Paper long abstract:
Andalusians of Jaén,
proud olive pickers,
tell me from your soul: who,
who raised the olive trees?
They were not raised by nothing,
nor by money, nor by the master,
but by the silent earth,
by work and by sweat.
In these famous verses, which are the official anthem of Jaén province in Andalusia, Miguel Hernandez asks the “proud olive pickers” to answer this question: “Who raised the olive trees?” For this paper, I will ask the ensuing question: "who picks them today?"
From an anthropological perspective rooted in gender studies, this communication explores agricultural and agri-food practices around olive oil production, especially during harvest season. This moment is when this system can be seen as a "synthesis of field and factory," as Sidney W. Mintz defines plantation.
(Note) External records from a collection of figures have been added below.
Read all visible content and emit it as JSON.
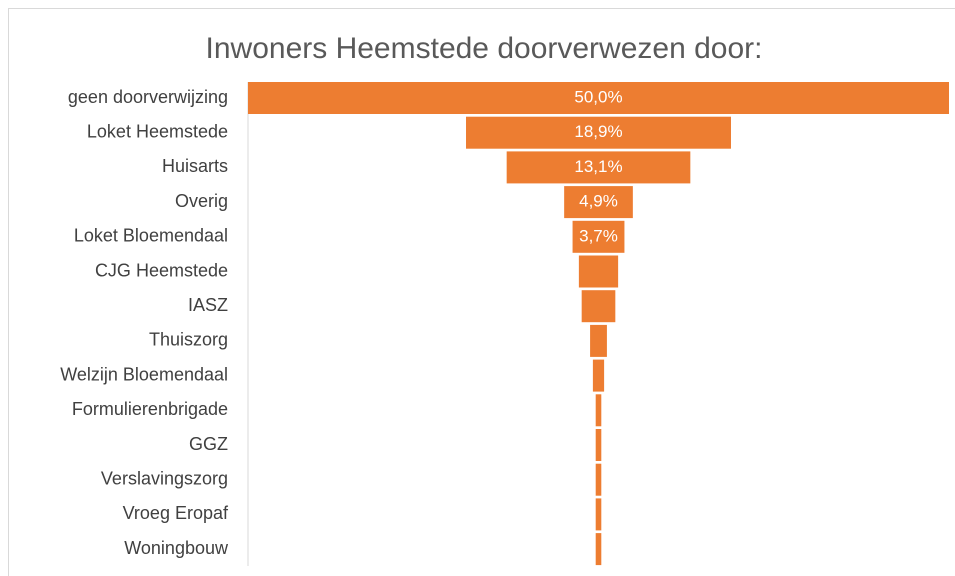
{
  "chart_data": {
    "type": "funnel",
    "title": "Inwoners Heemstede doorverwezen door:",
    "categories": [
      "geen doorverwijzing",
      "Loket Heemstede",
      "Huisarts",
      "Overig",
      "Loket Bloemendaal",
      "CJG Heemstede",
      "IASZ",
      "Thuiszorg",
      "Welzijn Bloemendaal",
      "Formulierenbrigade",
      "GGZ",
      "Verslavingszorg",
      "Vroeg Eropaf",
      "Woningbouw"
    ],
    "values": [
      50.0,
      18.9,
      13.1,
      4.9,
      3.7,
      2.8,
      2.4,
      1.2,
      0.8,
      0.4,
      0.4,
      0.4,
      0.4,
      0.4
    ],
    "value_labels": [
      "50,0%",
      "18,9%",
      "13,1%",
      "4,9%",
      "3,7%",
      null,
      null,
      null,
      null,
      null,
      null,
      null,
      null,
      null
    ],
    "color": "#ed7d31"
  }
}
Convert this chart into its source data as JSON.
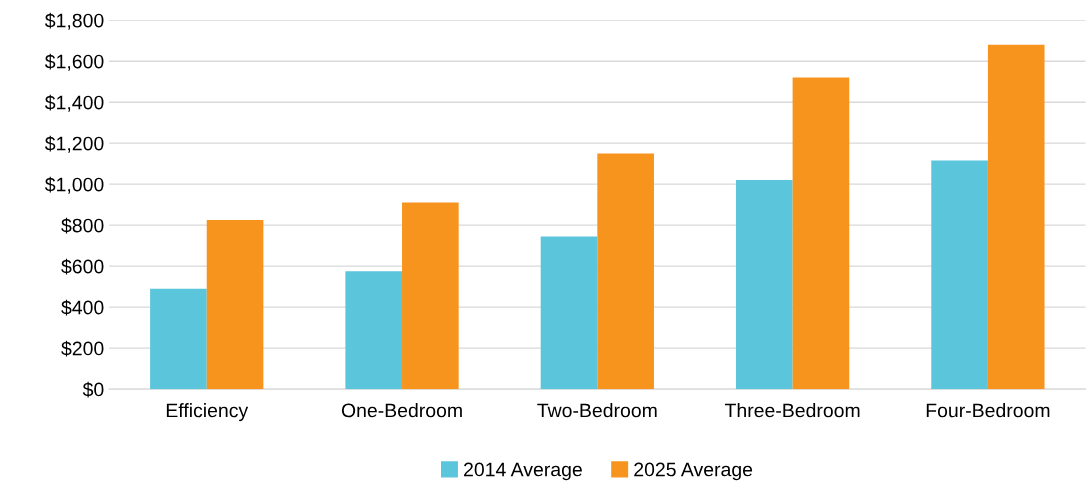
{
  "chart_data": {
    "type": "bar",
    "categories": [
      "Efficiency",
      "One-Bedroom",
      "Two-Bedroom",
      "Three-Bedroom",
      "Four-Bedroom"
    ],
    "series": [
      {
        "name": "2014 Average",
        "color": "#5bc5dc",
        "values": [
          490,
          575,
          745,
          1020,
          1115
        ]
      },
      {
        "name": "2025 Average",
        "color": "#f7941d",
        "values": [
          825,
          910,
          1150,
          1520,
          1680
        ]
      }
    ],
    "ylim": [
      0,
      1800
    ],
    "yticks": [
      {
        "value": 0,
        "label": "$0"
      },
      {
        "value": 200,
        "label": "$200"
      },
      {
        "value": 400,
        "label": "$400"
      },
      {
        "value": 600,
        "label": "$600"
      },
      {
        "value": 800,
        "label": "$800"
      },
      {
        "value": 1000,
        "label": "$1,000"
      },
      {
        "value": 1200,
        "label": "$1,200"
      },
      {
        "value": 1400,
        "label": "$1,400"
      },
      {
        "value": 1600,
        "label": "$1,600"
      },
      {
        "value": 1800,
        "label": "$1,800"
      }
    ],
    "grid": "y",
    "legend": "bottom"
  }
}
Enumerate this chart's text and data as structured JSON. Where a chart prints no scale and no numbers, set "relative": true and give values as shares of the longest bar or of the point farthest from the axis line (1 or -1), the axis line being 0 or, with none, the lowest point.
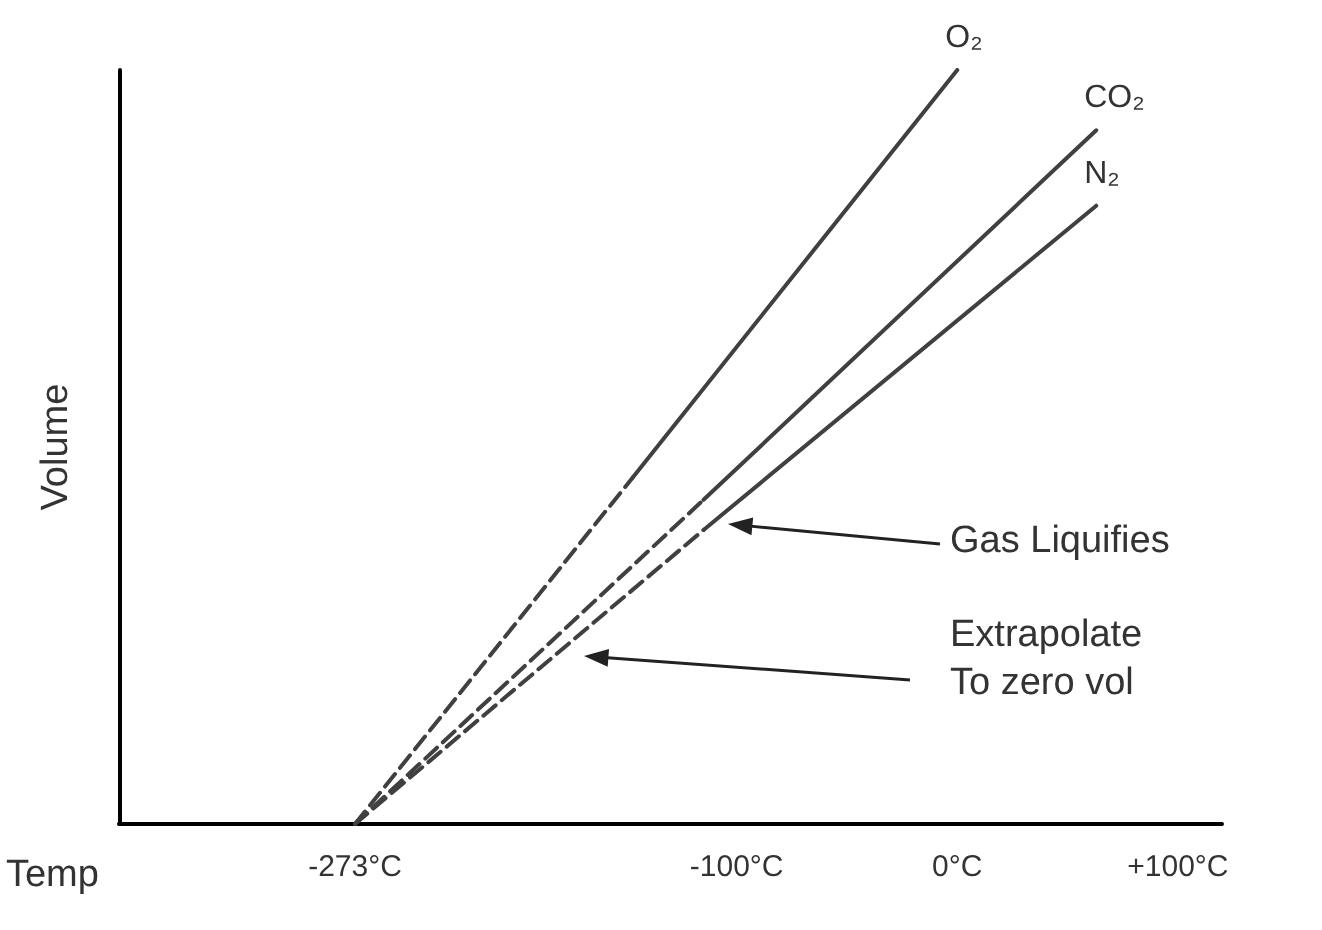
{
  "chart_data": {
    "type": "line",
    "relative": true,
    "xlabel": "Temp",
    "ylabel": "Volume",
    "tick_labels": "x",
    "marker": "none",
    "xlim": [
      -380,
      120
    ],
    "xticks": [
      {
        "value": -273,
        "label": "-273°C"
      },
      {
        "value": -100,
        "label": "-100°C"
      },
      {
        "value": 0,
        "label": "0°C"
      },
      {
        "value": 100,
        "label": "+100°C"
      }
    ],
    "series": [
      {
        "name": "O₂",
        "color": "#404040",
        "line_style": "solid",
        "x": [
          -147,
          0
        ],
        "values": [
          0.46,
          1
        ]
      },
      {
        "name": "CO₂",
        "color": "#404040",
        "line_style": "solid",
        "x": [
          -115,
          63
        ],
        "values": [
          0.43,
          0.92
        ]
      },
      {
        "name": "N₂",
        "color": "#404040",
        "line_style": "solid",
        "x": [
          -115,
          63
        ],
        "values": [
          0.39,
          0.82
        ]
      },
      {
        "color": "#404040",
        "line_style": "dashed",
        "x": [
          -273,
          -147
        ],
        "values": [
          0,
          0.46
        ]
      },
      {
        "color": "#404040",
        "line_style": "dashed",
        "x": [
          -273,
          -115
        ],
        "values": [
          0,
          0.43
        ]
      },
      {
        "color": "#404040",
        "line_style": "dashed",
        "x": [
          -273,
          -115
        ],
        "values": [
          0,
          0.39
        ]
      }
    ],
    "annotations": [
      "Gas Liquifies",
      "Extrapolate\nTo zero vol"
    ]
  }
}
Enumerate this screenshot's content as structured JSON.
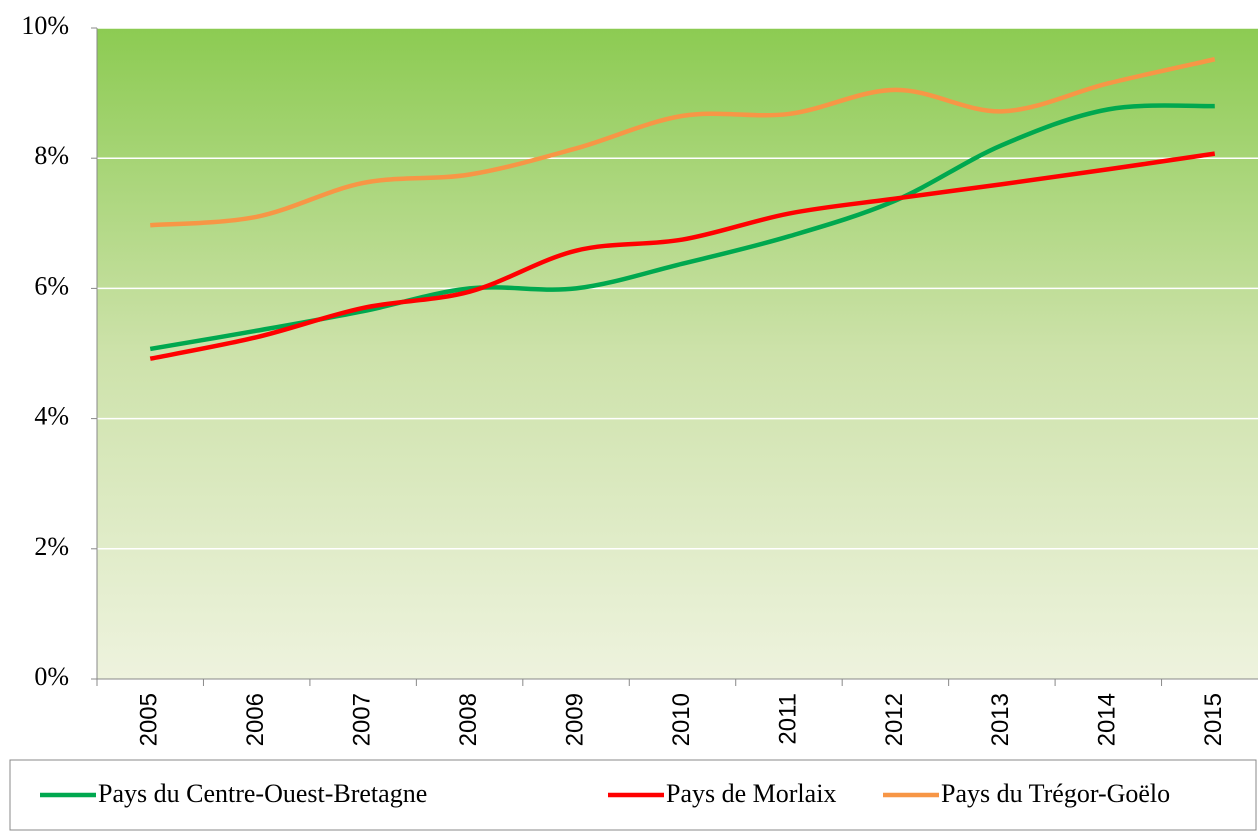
{
  "chart_data": {
    "type": "line",
    "categories": [
      "2005",
      "2006",
      "2007",
      "2008",
      "2009",
      "2010",
      "2011",
      "2012",
      "2013",
      "2014",
      "2015"
    ],
    "series": [
      {
        "name": "Pays du Centre-Ouest-Bretagne",
        "color": "#00a84f",
        "values": [
          5.07,
          5.35,
          5.65,
          6.0,
          6.0,
          6.38,
          6.8,
          7.35,
          8.2,
          8.75,
          8.8
        ]
      },
      {
        "name": "Pays de Morlaix",
        "color": "#ff0000",
        "values": [
          4.92,
          5.25,
          5.7,
          5.95,
          6.58,
          6.75,
          7.15,
          7.38,
          7.6,
          7.83,
          8.07
        ]
      },
      {
        "name": "Pays du Trégor-Goëlo",
        "color": "#f79646",
        "values": [
          6.97,
          7.1,
          7.62,
          7.75,
          8.15,
          8.65,
          8.68,
          9.05,
          8.72,
          9.15,
          9.52
        ]
      }
    ],
    "ylim": [
      0,
      10
    ],
    "yticks": [
      {
        "value": 0,
        "label": "0%"
      },
      {
        "value": 2,
        "label": "2%"
      },
      {
        "value": 4,
        "label": "4%"
      },
      {
        "value": 6,
        "label": "6%"
      },
      {
        "value": 8,
        "label": "8%"
      },
      {
        "value": 10,
        "label": "10%"
      }
    ],
    "grid": true,
    "legend": "bottom"
  }
}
This paper is based on ongoing ethnographic work in southern Spain and aims to understand how contemporary olive oil “food system” contributes to making some humans more vulnerable than others, particularly according to gender.
Following Donna Haraway’s idea that plantation is "the discipline of plants in particular, and the discipline of humans to work on those", I first explore the modeling of land and landscape for olive growing purposes. I then analyse more extensively the social aspects of work organization in cultivating, harvesting and processing olives, with an emphasis on gender inequalities. Finally I will evoke ongoing local struggles and avenues of hope that arose during my fieldwork.